With all of these distributors, you submit the ePub and PDF files (if you are making a POD), along with cover art, blurb, author’s bio, details about the intended market and audience, and keywords to help people find your book.3 In each case, the distributor holds your book electronically and only sends it—or makes a one-off laser print and perfect-bound copy of your POD—when the reader purchases your book. By not holding an inventory of printed books, like traditional publishing, these services get around the inventory taxes that, subsequent to a case called Thor Power Tools in U.S. tax court, have eaten the traditional publishing business alive. They also get around the issue of shipping loads of books to stores on consignment and taking back “returns” or declaring them as “remainders” if the books don’t sell.

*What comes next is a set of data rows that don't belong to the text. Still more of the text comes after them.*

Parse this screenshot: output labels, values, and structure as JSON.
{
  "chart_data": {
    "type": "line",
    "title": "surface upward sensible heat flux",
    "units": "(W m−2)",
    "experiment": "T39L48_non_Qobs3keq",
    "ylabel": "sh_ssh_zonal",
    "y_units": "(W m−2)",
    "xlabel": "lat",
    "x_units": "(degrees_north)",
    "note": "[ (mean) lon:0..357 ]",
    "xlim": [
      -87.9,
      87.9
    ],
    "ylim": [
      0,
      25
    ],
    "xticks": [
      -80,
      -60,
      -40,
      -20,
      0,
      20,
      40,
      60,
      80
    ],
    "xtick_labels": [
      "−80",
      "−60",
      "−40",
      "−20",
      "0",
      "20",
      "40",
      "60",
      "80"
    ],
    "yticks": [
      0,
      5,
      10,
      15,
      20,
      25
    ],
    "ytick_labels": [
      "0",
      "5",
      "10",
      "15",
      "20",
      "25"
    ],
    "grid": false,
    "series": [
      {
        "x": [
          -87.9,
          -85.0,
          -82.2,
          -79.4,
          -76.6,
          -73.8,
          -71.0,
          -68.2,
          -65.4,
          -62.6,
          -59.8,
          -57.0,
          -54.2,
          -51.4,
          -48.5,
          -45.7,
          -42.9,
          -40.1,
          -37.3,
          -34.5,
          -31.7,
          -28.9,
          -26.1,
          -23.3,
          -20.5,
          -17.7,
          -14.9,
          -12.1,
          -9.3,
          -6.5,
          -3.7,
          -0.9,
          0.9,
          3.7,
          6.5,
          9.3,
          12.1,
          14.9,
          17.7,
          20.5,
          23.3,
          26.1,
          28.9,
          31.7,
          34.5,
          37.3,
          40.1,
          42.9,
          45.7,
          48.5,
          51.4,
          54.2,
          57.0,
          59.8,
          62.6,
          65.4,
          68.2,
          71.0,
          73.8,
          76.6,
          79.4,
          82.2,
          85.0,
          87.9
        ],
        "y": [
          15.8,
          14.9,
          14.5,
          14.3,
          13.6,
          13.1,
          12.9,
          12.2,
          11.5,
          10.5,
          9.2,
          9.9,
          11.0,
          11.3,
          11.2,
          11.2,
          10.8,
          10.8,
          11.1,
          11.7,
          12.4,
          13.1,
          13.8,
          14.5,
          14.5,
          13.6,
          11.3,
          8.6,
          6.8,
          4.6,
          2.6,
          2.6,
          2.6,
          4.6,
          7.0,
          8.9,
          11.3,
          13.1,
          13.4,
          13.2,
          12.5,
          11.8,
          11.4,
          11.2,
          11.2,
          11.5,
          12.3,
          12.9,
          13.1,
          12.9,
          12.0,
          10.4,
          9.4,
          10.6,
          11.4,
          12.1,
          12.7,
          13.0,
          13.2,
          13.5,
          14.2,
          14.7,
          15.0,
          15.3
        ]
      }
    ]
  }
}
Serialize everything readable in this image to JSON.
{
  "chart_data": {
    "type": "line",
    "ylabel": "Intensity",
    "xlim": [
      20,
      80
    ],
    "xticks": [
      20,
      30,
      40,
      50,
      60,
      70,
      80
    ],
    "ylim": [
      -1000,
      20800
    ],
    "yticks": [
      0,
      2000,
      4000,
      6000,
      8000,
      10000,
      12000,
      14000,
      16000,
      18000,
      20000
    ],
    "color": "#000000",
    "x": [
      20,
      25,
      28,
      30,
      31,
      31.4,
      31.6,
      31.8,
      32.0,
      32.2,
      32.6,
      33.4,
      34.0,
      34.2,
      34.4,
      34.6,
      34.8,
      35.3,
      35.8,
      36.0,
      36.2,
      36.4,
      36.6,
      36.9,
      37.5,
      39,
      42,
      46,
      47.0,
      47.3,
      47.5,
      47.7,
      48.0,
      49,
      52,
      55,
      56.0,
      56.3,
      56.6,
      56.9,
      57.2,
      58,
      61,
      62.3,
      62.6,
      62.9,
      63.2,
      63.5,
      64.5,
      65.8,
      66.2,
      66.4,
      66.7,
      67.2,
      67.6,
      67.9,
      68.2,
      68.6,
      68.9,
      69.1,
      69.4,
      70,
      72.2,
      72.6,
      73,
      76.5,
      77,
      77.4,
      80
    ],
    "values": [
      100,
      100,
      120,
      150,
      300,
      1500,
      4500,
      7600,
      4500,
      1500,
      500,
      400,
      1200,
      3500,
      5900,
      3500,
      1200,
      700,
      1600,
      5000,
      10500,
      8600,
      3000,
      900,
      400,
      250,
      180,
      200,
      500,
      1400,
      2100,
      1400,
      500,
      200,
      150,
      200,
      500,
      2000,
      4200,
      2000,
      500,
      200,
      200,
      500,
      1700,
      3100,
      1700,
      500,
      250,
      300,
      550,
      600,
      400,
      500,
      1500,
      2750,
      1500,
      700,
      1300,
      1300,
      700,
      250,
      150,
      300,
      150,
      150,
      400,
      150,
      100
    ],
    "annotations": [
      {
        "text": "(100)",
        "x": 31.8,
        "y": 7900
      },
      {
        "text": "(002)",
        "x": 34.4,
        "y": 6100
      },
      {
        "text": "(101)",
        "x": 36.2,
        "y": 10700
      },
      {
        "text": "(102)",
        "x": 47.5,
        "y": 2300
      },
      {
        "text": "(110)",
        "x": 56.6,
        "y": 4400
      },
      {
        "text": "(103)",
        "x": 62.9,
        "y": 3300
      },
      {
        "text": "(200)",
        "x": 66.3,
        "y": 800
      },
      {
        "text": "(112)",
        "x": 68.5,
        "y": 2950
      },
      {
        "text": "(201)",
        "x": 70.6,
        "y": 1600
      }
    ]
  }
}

The payment you get with publishing through Kindle, Nook, and iTunes is a “royalty” on each sale that might be as much as 65% or 70% or more of the cover price. You can name any price you like, but I prefer to keep mine small. I price my ePubs at $2.99—about what we used to pay for a paperback, back when. My PODs I price at a buck or two above the distributor’s cost to produce, which can be quite high depending on page length and choice of paper. My novels cost about $12 to $15 per copy to produce, compared to just pennies on a printing press doing a run of 10,000 to 20,000 copies. All of these costs are stated when you set up your book, and the price is automatically adjusted for sales to foreign markets, including VATs and other taxes. I’m happy getting a buck or two per book sold, which is better than getting the 5% royalties I received from traditional paperback publishing. But, as in traditional publishing, you still have to do your own promotion and marketing.

Promoting your books is another cost—more in terms of time than money. I maintain this site, www.thomastthomas.com, as my author’s website, which I keep active with blogging, formerly every week and now a couple of times a month. I copy the blogs to a blogging service, www.blogspot.com, to which people can subscribe, and advertise them with images and blurbs on my Goodreads, LinkedIn, Twitter, and Facebook pages. That’s all pretty standard. I probably should be angling for podcasts and book reviews, but I don’t. What the secret may be to successfully marketing your book to a wider audience to win fame, fortune, and acclaim, nobody knows for sure. It generally helps if you are already a celebrity, but who among us is that?

Self-publishing is a process that requires almost as much skill as writing a good book in the first place. You can also find good editors, programmers, page formatters, and artists—or services that offer all four in one package—but they will cost you. And you can also find a number of less-than-good services that prey on the huge market of people who want to get their book published and won’t know the difference.

Since I am basically a one-man-band of self-publishing, I sometimes offer to my friends the option of having me edit and prepare their books for free, because I’m interested in helping them. Or because I’m interested in the project. But I’d rather write my own books than set up in business to do this for a fee.

1. And don’t get me started on autocorrect and the grammar and spelling checks incorporated in most word-processing software like MS Word. They have a limited and mostly obtuse sense of vocabulary and the grammatical and punctuational instincts of a mean-spirited third-grade teacher. Yes, there are rules for these things—and a professional author knows when to break them.

2. Before this, in the decades between my last traditionally published novel and my first ebook, I would turn the MS Word manuscript into a large, Adobe Acrobat .pdf file and offer it for free (“I supply the text, you supply the paper”) on my author’s website.

3. I’ve seen Kindle offer to make an ePub out of a submitted word-processing text or POD files, but I’ve never tried it. Again, mechanical conversions can make mistakes, and I’m picky.